Force between two blocks is 15 N.

Explanation:

1. Given data

  Mass of first block(m) = 2 kg

  Mass of second block (M) = 3 kg

  Coefficient of friction between first and second block $\mathbf{(\mu )=1}$

  Coefficient of friction between block and smooth horizontal  

  surface $\mathbf{(\mu )=0}$

  Force acting on first block (F) =25 N

2.Static friction force between first and second block

   $\mathbf{(F_{f})=\mu \times m\times g=1\times 2\times 10=20 \ N}$      ...1)

3. First consider both block together. Here is only one force(F) is acting.  

   There are no other force because friction force between block and surface is zero.

  From Newton' s second law

   $\mathbf{\sum F= Total \ mass\times acceleration}$

   25 = (2+3)×a

   25= 5×a

   So acceleration of whole system (a) = 5 $\mathbf{\frac{m}{s^{2}}}$     ...2)

4. Now consider first block which mass is 2 kg.
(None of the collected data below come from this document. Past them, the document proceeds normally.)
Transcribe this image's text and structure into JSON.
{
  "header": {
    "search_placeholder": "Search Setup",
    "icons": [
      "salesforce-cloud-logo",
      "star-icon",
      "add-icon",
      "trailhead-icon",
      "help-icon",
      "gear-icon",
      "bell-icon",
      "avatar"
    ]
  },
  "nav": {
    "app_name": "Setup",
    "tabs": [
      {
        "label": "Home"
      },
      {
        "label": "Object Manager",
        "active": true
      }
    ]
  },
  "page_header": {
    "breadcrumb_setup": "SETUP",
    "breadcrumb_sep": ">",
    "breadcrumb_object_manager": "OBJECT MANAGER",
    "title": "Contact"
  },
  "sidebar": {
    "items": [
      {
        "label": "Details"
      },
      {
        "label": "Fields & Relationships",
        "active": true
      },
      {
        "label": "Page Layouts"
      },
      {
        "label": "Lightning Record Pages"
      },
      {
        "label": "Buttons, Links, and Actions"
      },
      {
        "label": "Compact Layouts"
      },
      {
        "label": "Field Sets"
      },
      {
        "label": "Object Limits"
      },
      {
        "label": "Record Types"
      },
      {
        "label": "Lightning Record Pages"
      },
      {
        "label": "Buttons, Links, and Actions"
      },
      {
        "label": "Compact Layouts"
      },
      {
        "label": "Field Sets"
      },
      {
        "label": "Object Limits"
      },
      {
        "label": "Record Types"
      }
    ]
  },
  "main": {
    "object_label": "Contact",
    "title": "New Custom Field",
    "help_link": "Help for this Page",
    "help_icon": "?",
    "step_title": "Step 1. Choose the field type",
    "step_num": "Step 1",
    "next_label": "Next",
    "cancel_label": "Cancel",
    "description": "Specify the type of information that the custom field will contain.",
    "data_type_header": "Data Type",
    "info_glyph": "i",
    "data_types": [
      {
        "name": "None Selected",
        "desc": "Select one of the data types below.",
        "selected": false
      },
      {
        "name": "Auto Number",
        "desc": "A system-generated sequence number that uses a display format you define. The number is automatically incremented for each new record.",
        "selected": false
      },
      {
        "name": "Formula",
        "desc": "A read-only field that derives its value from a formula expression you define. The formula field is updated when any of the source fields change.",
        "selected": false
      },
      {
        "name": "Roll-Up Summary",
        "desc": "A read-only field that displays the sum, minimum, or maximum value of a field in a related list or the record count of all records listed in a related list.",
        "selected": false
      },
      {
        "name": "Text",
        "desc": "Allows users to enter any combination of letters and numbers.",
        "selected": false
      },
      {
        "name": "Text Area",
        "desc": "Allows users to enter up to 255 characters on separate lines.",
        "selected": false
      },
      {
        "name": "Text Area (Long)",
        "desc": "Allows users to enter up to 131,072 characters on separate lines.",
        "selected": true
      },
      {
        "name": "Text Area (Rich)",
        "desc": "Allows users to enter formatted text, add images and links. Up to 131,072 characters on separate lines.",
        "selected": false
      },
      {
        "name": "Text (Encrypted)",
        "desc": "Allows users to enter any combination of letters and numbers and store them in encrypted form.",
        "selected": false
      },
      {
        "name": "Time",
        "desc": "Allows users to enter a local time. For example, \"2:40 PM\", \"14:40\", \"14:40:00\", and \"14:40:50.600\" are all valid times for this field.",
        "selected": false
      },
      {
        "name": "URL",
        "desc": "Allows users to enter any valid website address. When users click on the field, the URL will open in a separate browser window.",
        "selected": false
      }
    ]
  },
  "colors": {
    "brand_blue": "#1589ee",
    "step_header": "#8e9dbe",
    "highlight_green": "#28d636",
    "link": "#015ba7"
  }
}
On first block    

   one external force (25 N) and friction force is acting. Here    

   friction force is between first block and second block.  

  From Newton' s second law

   $\mathbf{\sum F= Total \ mass\times acceleration}$

  $\mathbf{F - Friction force =m\times a}$

  $\mathbf{25 - Friction force =2\times 5}$

  So

  Friction force = 15 N

  Friction force < $\mathbf{(F_{f})}$

  Friction force between first and second block is 15 N.    

  Means it do not reach the value of static friction force. It is  

  also clear that there are no slipping between first and  

  second block.